Human rights organizations and foreign governments believe that China began building concentration camps in Xinjiang, its westernmost province, in 2017 for the Uyghur ethnic group, which is indigenous to that territory and refers to it as East Turkestan. By 2019, the U.S. government estimated that as many as 3 million people — most of them Uyghurs, but some belonging to other Muslim groups like Kyrgyz and Kazakh people — were trapped in the camps. Camp survivors have testified at international venues to being subject to extreme communist indoctrination, forced to eat pork and learn Mandarin, and experiencing extreme torture. Chinese officials used torture devices such as the “tiger chain” and forced camp prisoners to endure gang rape, electroshock, and sleep deprivation, among other tortures, survivors have said.

Multiple reports citing online advertisements for slaves and satellite images of slavery sites have also indicated that China has turned many concentration camp victims into slaves, using them to pick cotton or shipping them to factories nationwide.

In October, Khan’s National Security Adviser Moeed Yusuf described the human rights crisis as a “non-issue.”

“Even our delegations have visited, we have seen, and we are 100 percent satisfied that it’s a non-issue,” he said in an interview at the time. “The West can say what it wants. I am telling you as a responsible official, we know everything we need to know about the Uyghurs and everything else in China as they do about us. We have zero concerns, absolutely zero concerns.”

Khan’s government has claimed to be cracking down on Muslim “extremists” through actions against the “East Turkestan Islamic Movement” (ETIM), an alleged terrorist organization the existence of which the U.S. government has found no evidence corroborating.

While muted in response to human rights atrocities committed against Muslim civilians, Khan has embraced radical Islamic elements in his country and made statements apparently supporting terrorism. Khan particularly angered American observers last year in remarks lamenting the elimination of “martyr” Osama bin Laden, the head of the al-Qaeda terrorist organization.

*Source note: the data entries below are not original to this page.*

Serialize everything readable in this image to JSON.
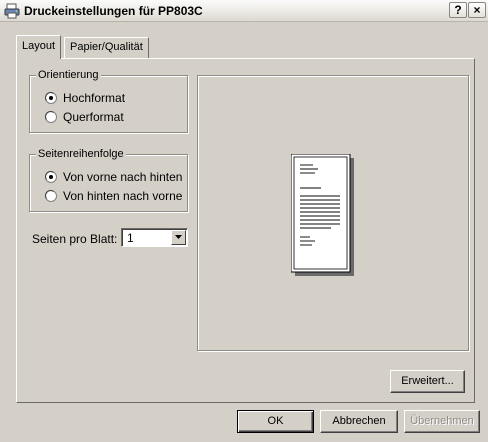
{
  "window": {
    "title": "Druckeinstellungen für PP803C",
    "help_label": "?",
    "close_label": "×"
  },
  "tabs": [
    {
      "label": "Layout",
      "active": true
    },
    {
      "label": "Papier/Qualität",
      "active": false
    }
  ],
  "orientation": {
    "legend": "Orientierung",
    "options": [
      "Hochformat",
      "Querformat"
    ],
    "selected": "Hochformat"
  },
  "page_order": {
    "legend": "Seitenreihenfolge",
    "options": [
      "Von vorne nach hinten",
      "Von hinten nach vorne"
    ],
    "selected": "Von vorne nach hinten"
  },
  "pages_per_sheet": {
    "label": "Seiten pro Blatt:",
    "value": "1"
  },
  "buttons": {
    "advanced": "Erweitert...",
    "ok": "OK",
    "cancel": "Abbrechen",
    "apply": "Übernehmen"
  },
  "colors": {
    "dialog_bg": "#d4d0c8",
    "title_icon": "#3a6fb8"
  }
}
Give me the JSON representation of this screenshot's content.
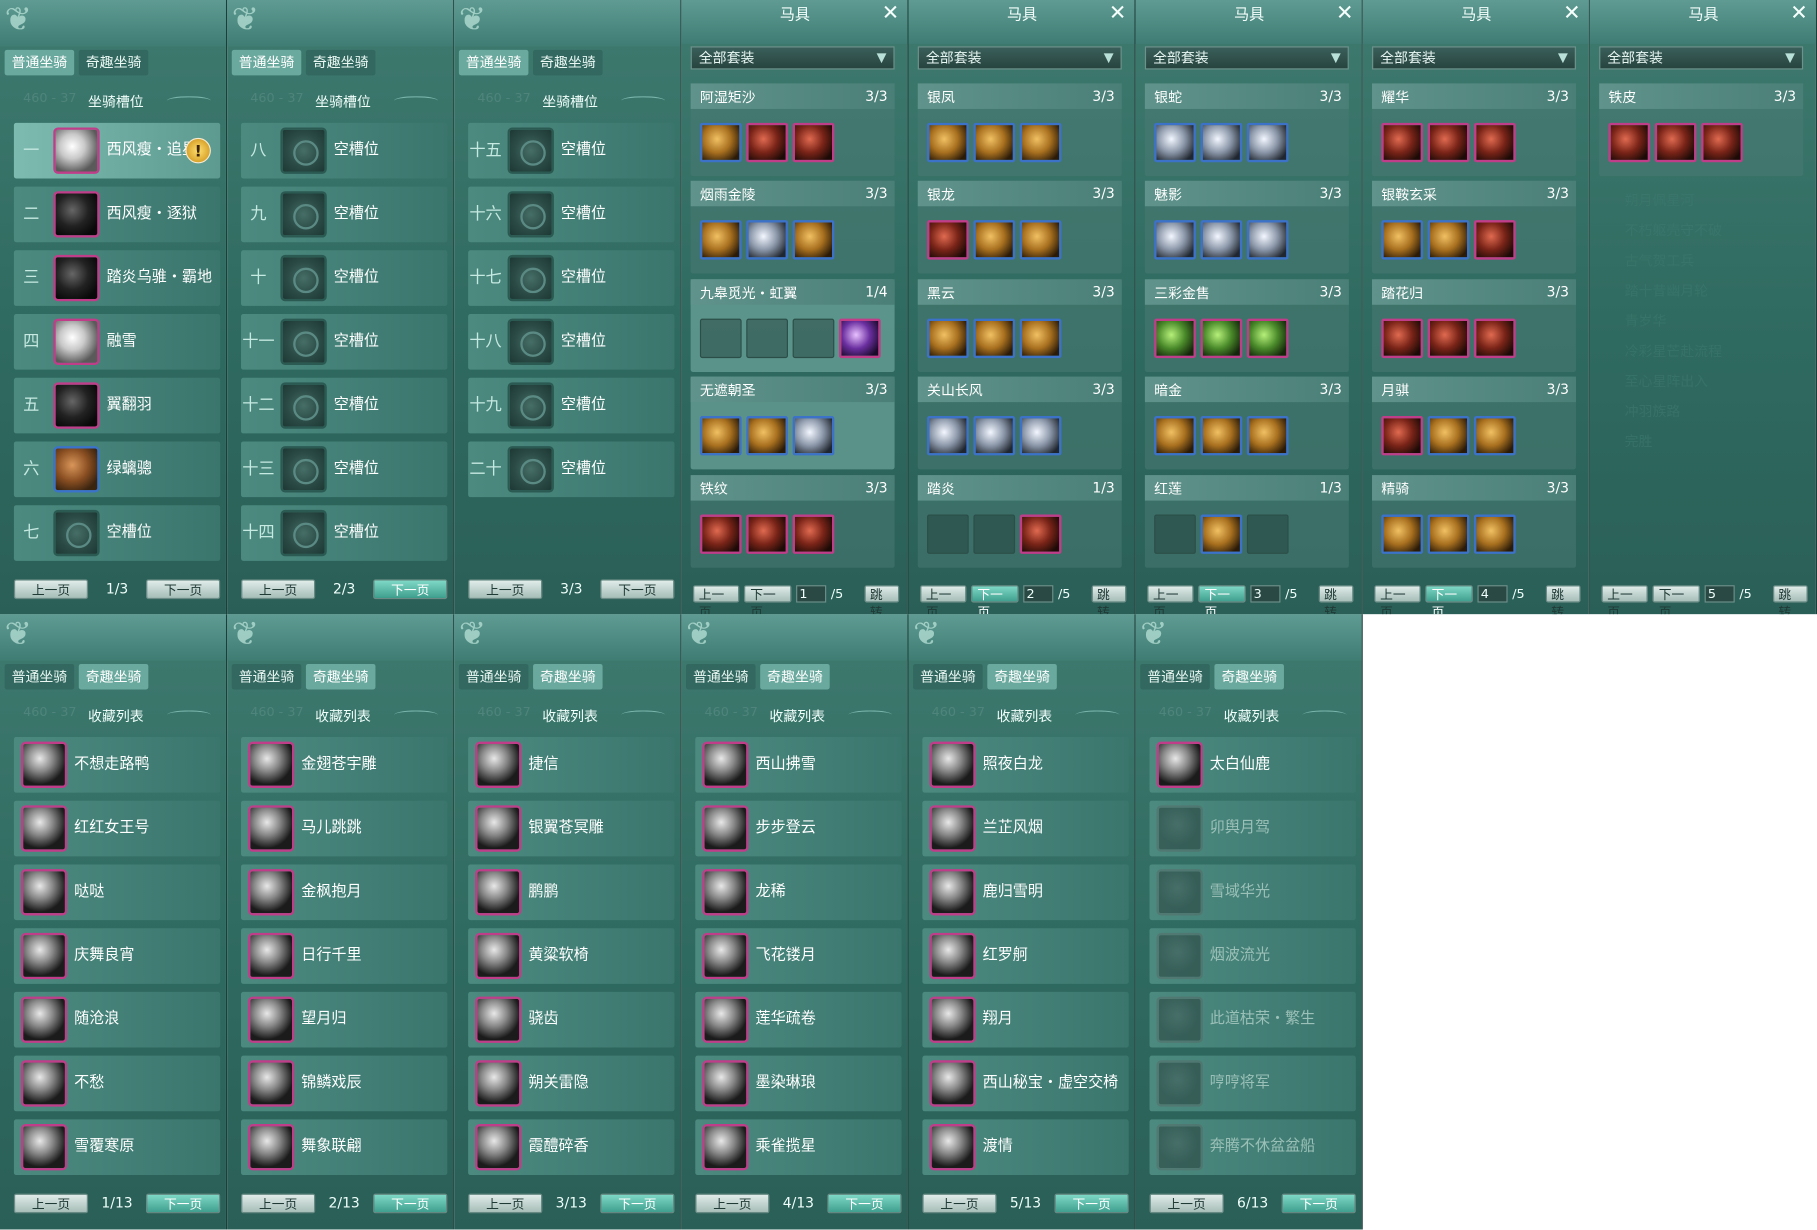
{
  "common": {
    "tab_normal": "普通坐骑",
    "tab_fun": "奇趣坐骑",
    "faint_code": "460 - 37",
    "prev": "上一页",
    "next": "下一页",
    "jump": "跳转"
  },
  "slots_panels": [
    {
      "section": "坐骑槽位",
      "rows": [
        {
          "num": "一",
          "name": "西风瘦・追星",
          "warn": "!"
        },
        {
          "num": "二",
          "name": "西风瘦・逐狱"
        },
        {
          "num": "三",
          "name": "踏炎乌骓・霸地"
        },
        {
          "num": "四",
          "name": "融雪"
        },
        {
          "num": "五",
          "name": "翼翻羽"
        },
        {
          "num": "六",
          "name": "绿螭骢"
        },
        {
          "num": "七",
          "name": "空槽位"
        }
      ],
      "page": "1/3"
    },
    {
      "section": "坐骑槽位",
      "rows": [
        {
          "num": "八",
          "name": "空槽位"
        },
        {
          "num": "九",
          "name": "空槽位"
        },
        {
          "num": "十",
          "name": "空槽位"
        },
        {
          "num": "十一",
          "name": "空槽位"
        },
        {
          "num": "十二",
          "name": "空槽位"
        },
        {
          "num": "十三",
          "name": "空槽位"
        },
        {
          "num": "十四",
          "name": "空槽位"
        }
      ],
      "page": "2/3"
    },
    {
      "section": "坐骑槽位",
      "rows": [
        {
          "num": "十五",
          "name": "空槽位"
        },
        {
          "num": "十六",
          "name": "空槽位"
        },
        {
          "num": "十七",
          "name": "空槽位"
        },
        {
          "num": "十八",
          "name": "空槽位"
        },
        {
          "num": "十九",
          "name": "空槽位"
        },
        {
          "num": "二十",
          "name": "空槽位"
        }
      ],
      "page": "3/3"
    }
  ],
  "gear_panels": [
    {
      "title": "马具",
      "dropdown": "全部套装",
      "page": "1",
      "total": "/5",
      "sets": [
        {
          "name": "阿湿矩沙",
          "count": "3/3"
        },
        {
          "name": "烟雨金陵",
          "count": "3/3"
        },
        {
          "name": "九皋觅光・虹翼",
          "count": "1/4"
        },
        {
          "name": "无遮朝圣",
          "count": "3/3"
        },
        {
          "name": "铁纹",
          "count": "3/3"
        }
      ]
    },
    {
      "title": "马具",
      "dropdown": "全部套装",
      "page": "2",
      "total": "/5",
      "sets": [
        {
          "name": "银凤",
          "count": "3/3"
        },
        {
          "name": "银龙",
          "count": "3/3"
        },
        {
          "name": "黑云",
          "count": "3/3"
        },
        {
          "name": "关山长风",
          "count": "3/3"
        },
        {
          "name": "踏炎",
          "count": "1/3"
        }
      ]
    },
    {
      "title": "马具",
      "dropdown": "全部套装",
      "page": "3",
      "total": "/5",
      "sets": [
        {
          "name": "银蛇",
          "count": "3/3"
        },
        {
          "name": "魅影",
          "count": "3/3"
        },
        {
          "name": "三彩金售",
          "count": "3/3"
        },
        {
          "name": "暗金",
          "count": "3/3"
        },
        {
          "name": "红莲",
          "count": "1/3"
        }
      ]
    },
    {
      "title": "马具",
      "dropdown": "全部套装",
      "page": "4",
      "total": "/5",
      "sets": [
        {
          "name": "耀华",
          "count": "3/3"
        },
        {
          "name": "银鞍玄采",
          "count": "3/3"
        },
        {
          "name": "踏花归",
          "count": "3/3"
        },
        {
          "name": "月骐",
          "count": "3/3"
        },
        {
          "name": "精骑",
          "count": "3/3"
        }
      ]
    },
    {
      "title": "马具",
      "dropdown": "全部套装",
      "page": "5",
      "total": "/5",
      "sets": [
        {
          "name": "铁皮",
          "count": "3/3"
        }
      ],
      "bg_text": [
        "朔月佩星河",
        "不朽躯壳守不破",
        "古气贺工兵",
        "踏十昔幽月轮",
        "青岁华",
        "冷彩星芒赴流程",
        "至心星阵出入",
        "冲羽族路",
        "完胜"
      ]
    }
  ],
  "collection_panels": [
    {
      "section": "收藏列表",
      "page": "1/13",
      "items": [
        "不想走路鸭",
        "红红女王号",
        "哒哒",
        "庆舞良宵",
        "随沧浪",
        "不愁",
        "雪覆寒原"
      ]
    },
    {
      "section": "收藏列表",
      "page": "2/13",
      "items": [
        "金翅苍宇雕",
        "马儿跳跳",
        "金枫抱月",
        "日行千里",
        "望月归",
        "锦鳞戏辰",
        "舞象联翩"
      ]
    },
    {
      "section": "收藏列表",
      "page": "3/13",
      "items": [
        "捷信",
        "银翼苍冥雕",
        "鹏鹏",
        "黄粱软椅",
        "骁齿",
        "朔关雷隐",
        "霞醴碎香"
      ]
    },
    {
      "section": "收藏列表",
      "page": "4/13",
      "items": [
        "西山拂雪",
        "步步登云",
        "龙稀",
        "飞花镂月",
        "莲华疏卷",
        "墨染琳琅",
        "乘雀揽星"
      ]
    },
    {
      "section": "收藏列表",
      "page": "5/13",
      "items": [
        "照夜白龙",
        "兰芷风烟",
        "鹿归雪明",
        "红罗舸",
        "翔月",
        "西山秘宝・虚空交椅",
        "渡情"
      ]
    },
    {
      "section": "收藏列表",
      "page": "6/13",
      "items": [
        "太白仙鹿",
        "卯舆月驾",
        "雪域华光",
        "烟波流光",
        "此道枯荣・繁生",
        "哼哼将军",
        "奔腾不休盆盆船"
      ]
    }
  ]
}
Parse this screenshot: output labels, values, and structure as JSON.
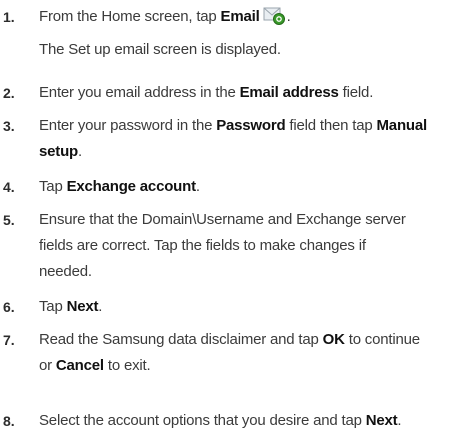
{
  "steps": [
    {
      "num": "1.",
      "before": "From the Home screen, tap ",
      "bold": "Email",
      "after": "",
      "icon": "email-app-icon"
    },
    {
      "sub": "The Set up email screen is displayed."
    },
    {
      "num": "2.",
      "l1a": "Enter you email address in the ",
      "l1b": "Email address",
      "l1c": " field."
    },
    {
      "num": "3.",
      "l1a": "Enter your password in the ",
      "l1b": "Password",
      "l1c": " field then tap ",
      "l1d": "Manual",
      "l2": "setup",
      "l2end": "."
    },
    {
      "num": "4.",
      "a": "Tap ",
      "b": "Exchange account",
      "c": "."
    },
    {
      "num": "5.",
      "line1": "Ensure that the Domain\\Username and Exchange server",
      "line2": "fields are correct. Tap the fields to make changes if",
      "line3": "needed."
    },
    {
      "num": "6.",
      "a": "Tap ",
      "b": "Next",
      "c": "."
    },
    {
      "num": "7.",
      "l1a": "Read the Samsung data disclaimer and tap ",
      "l1b": "OK",
      "l1c": " to continue",
      "l2a": "or ",
      "l2b": "Cancel",
      "l2c": " to exit."
    },
    {
      "num": "8.",
      "a": "Select the account options that you desire and tap ",
      "b": "Next",
      "c": "."
    }
  ],
  "colors": {
    "text": "#3b3b3b",
    "bold": "#111111",
    "icon_green": "#3a9a2a"
  }
}
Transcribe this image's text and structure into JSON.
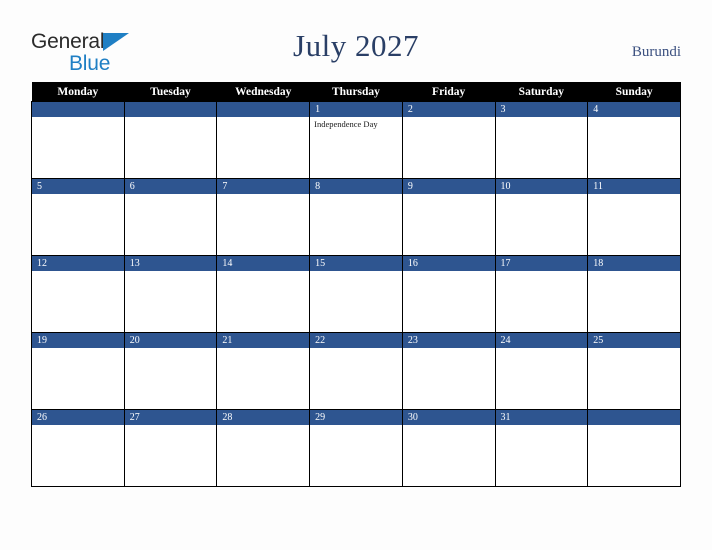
{
  "brand": {
    "name_part1": "General",
    "name_part2": "Blue",
    "triangle_color": "#1f7fc4",
    "text_color": "#2b2b2b"
  },
  "header": {
    "title": "July 2027",
    "country": "Burundi",
    "title_color": "#2a3f66"
  },
  "theme": {
    "day_bar_color": "#2e5590",
    "weekday_header_bg": "#000000",
    "weekday_header_text": "#ffffff",
    "grid_border": "#000000",
    "page_background": "#fdfdfd"
  },
  "calendar": {
    "month": "July",
    "year": "2027",
    "week_start": "Monday",
    "weekday_headers": [
      "Monday",
      "Tuesday",
      "Wednesday",
      "Thursday",
      "Friday",
      "Saturday",
      "Sunday"
    ],
    "weeks": [
      [
        {
          "date": "",
          "events": []
        },
        {
          "date": "",
          "events": []
        },
        {
          "date": "",
          "events": []
        },
        {
          "date": "1",
          "events": [
            "Independence Day"
          ]
        },
        {
          "date": "2",
          "events": []
        },
        {
          "date": "3",
          "events": []
        },
        {
          "date": "4",
          "events": []
        }
      ],
      [
        {
          "date": "5",
          "events": []
        },
        {
          "date": "6",
          "events": []
        },
        {
          "date": "7",
          "events": []
        },
        {
          "date": "8",
          "events": []
        },
        {
          "date": "9",
          "events": []
        },
        {
          "date": "10",
          "events": []
        },
        {
          "date": "11",
          "events": []
        }
      ],
      [
        {
          "date": "12",
          "events": []
        },
        {
          "date": "13",
          "events": []
        },
        {
          "date": "14",
          "events": []
        },
        {
          "date": "15",
          "events": []
        },
        {
          "date": "16",
          "events": []
        },
        {
          "date": "17",
          "events": []
        },
        {
          "date": "18",
          "events": []
        }
      ],
      [
        {
          "date": "19",
          "events": []
        },
        {
          "date": "20",
          "events": []
        },
        {
          "date": "21",
          "events": []
        },
        {
          "date": "22",
          "events": []
        },
        {
          "date": "23",
          "events": []
        },
        {
          "date": "24",
          "events": []
        },
        {
          "date": "25",
          "events": []
        }
      ],
      [
        {
          "date": "26",
          "events": []
        },
        {
          "date": "27",
          "events": []
        },
        {
          "date": "28",
          "events": []
        },
        {
          "date": "29",
          "events": []
        },
        {
          "date": "30",
          "events": []
        },
        {
          "date": "31",
          "events": []
        },
        {
          "date": "",
          "events": []
        }
      ]
    ]
  }
}
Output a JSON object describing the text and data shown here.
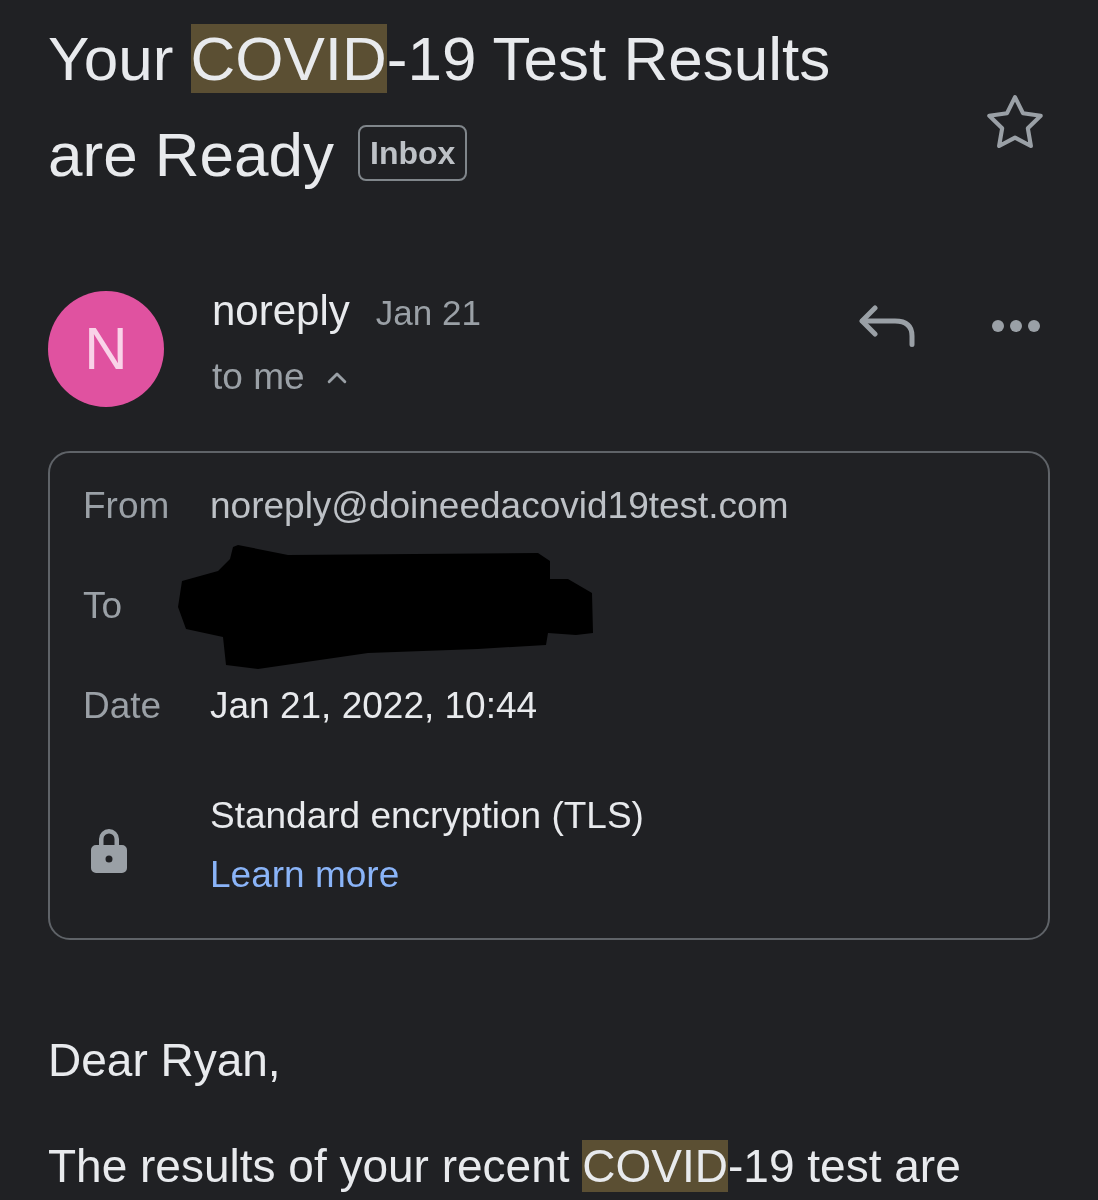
{
  "email": {
    "subject": [
      {
        "text": "Your ",
        "highlighted": false
      },
      {
        "text": "COVID",
        "highlighted": true
      },
      {
        "text": "-19 Test Results are Ready",
        "highlighted": false
      }
    ],
    "label": "Inbox",
    "starred": false
  },
  "sender": {
    "initial": "N",
    "name": "noreply",
    "date": "Jan 21",
    "recipient_summary": "to me",
    "details_expanded": true
  },
  "details": {
    "rows": [
      {
        "label": "From",
        "kind": "address",
        "value": "noreply@doineedacovid19test.com"
      },
      {
        "label": "To",
        "kind": "redacted"
      },
      {
        "label": "Date",
        "kind": "date",
        "value": "Jan 21, 2022, 10:44"
      }
    ],
    "security": {
      "text": "Standard encryption (TLS)",
      "link": "Learn more"
    }
  },
  "body": {
    "paragraphs": [
      {
        "segments": [
          {
            "text": "Dear Ryan,",
            "highlighted": false
          }
        ]
      },
      {
        "segments": [
          {
            "text": "The results of your recent ",
            "highlighted": false
          },
          {
            "text": "COVID",
            "highlighted": true
          },
          {
            "text": "-19 test are",
            "highlighted": false
          }
        ]
      }
    ]
  }
}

Khan is also the most vocal head of state in promoting the implementation of a global “blasphemy” law that criminalizes any criticism of Islam anywhere in the world.

“Blasphemy in the garb of freedom of expression is intolerable,” Khan said in November.

Khan has urged fellow Muslim nations to boycott trade with Western countries that have not criminalized blasphemy against Islam and encouraged the United Nations to use its agencies to punish blasphemers.